Size and stepsize of DataIter

Hi,
Is there a way to find out the size (number of batches) of a DataIter (e.g. DataIter, MXDataIter, …)?
A straight forward: “len(data_iter)” does not work.
And secondly, is there a way to set a “stepsize” in the data iterator?
Thanks,
David

Hi David (@dfferstl), not sure if I understand your question, but did you try with data_iter.data[0][1].shape ? Here a sample code to play with:

import mxnet as mx 

data = mx.ndarray.random_randint(0, 10, (100,3))
label = mx.ndarray.random_randint(0, 10, (100,))
data_iter = mx.io.NDArrayIter(data=data, label=label, batch_size=30)

for batch in data_iter:
    print(data_iter.data[0][1].shape)

If you need to know the batch size, you can call

data_iter.batch_size

Thanks for the quick answer. I want to see the total number of batches in a MXDataIter and I could not find a function that returns me that.

Are you asking about the total number of iterations in that for loop? This would be the total number of samples divided by the batch size. For the example above, it would be 100 // 30 + 1 = 4 as the default for last_batch_handle is pad. If you switch it to discard, then it would be 100 // 30 = 3.

Here you can find more info about NDArrayIter:

https://beta.mxnet.io/api/gluon-related/_autogen/mxnet.io.NDArrayIter.html

Yes, I want to know the total number of iterations for a MXDataIter element.
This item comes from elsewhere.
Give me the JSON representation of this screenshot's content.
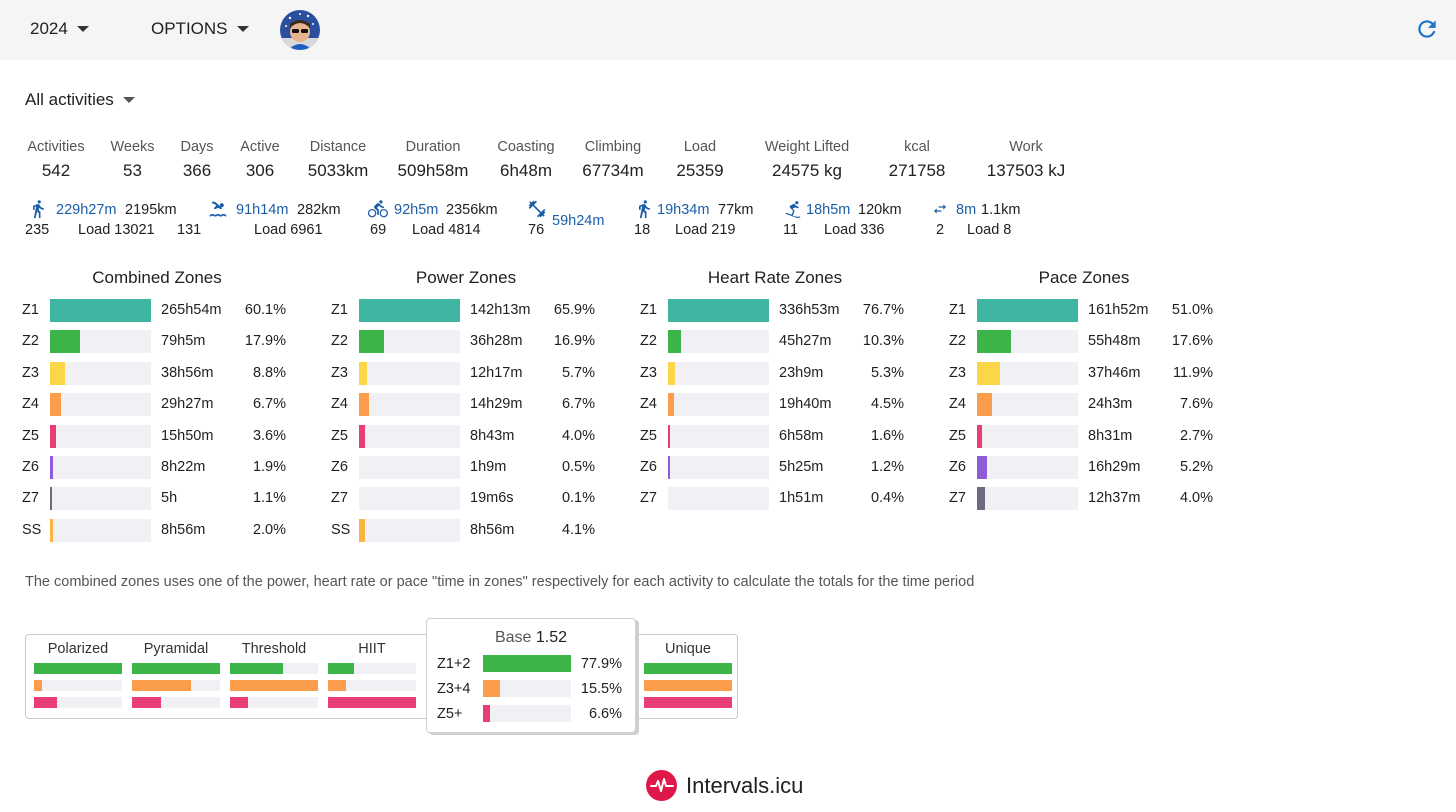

I know how to theoretically calculate the number of batches but my question was how to get this data from the MXDataIter object itself (without stepping through the for loop and counting the steps).
This is necessary e.g. when loading the data from a rec data container where it is unclear how many samples it contains.

So, I assume there is not way to find this out yet, isn’t it?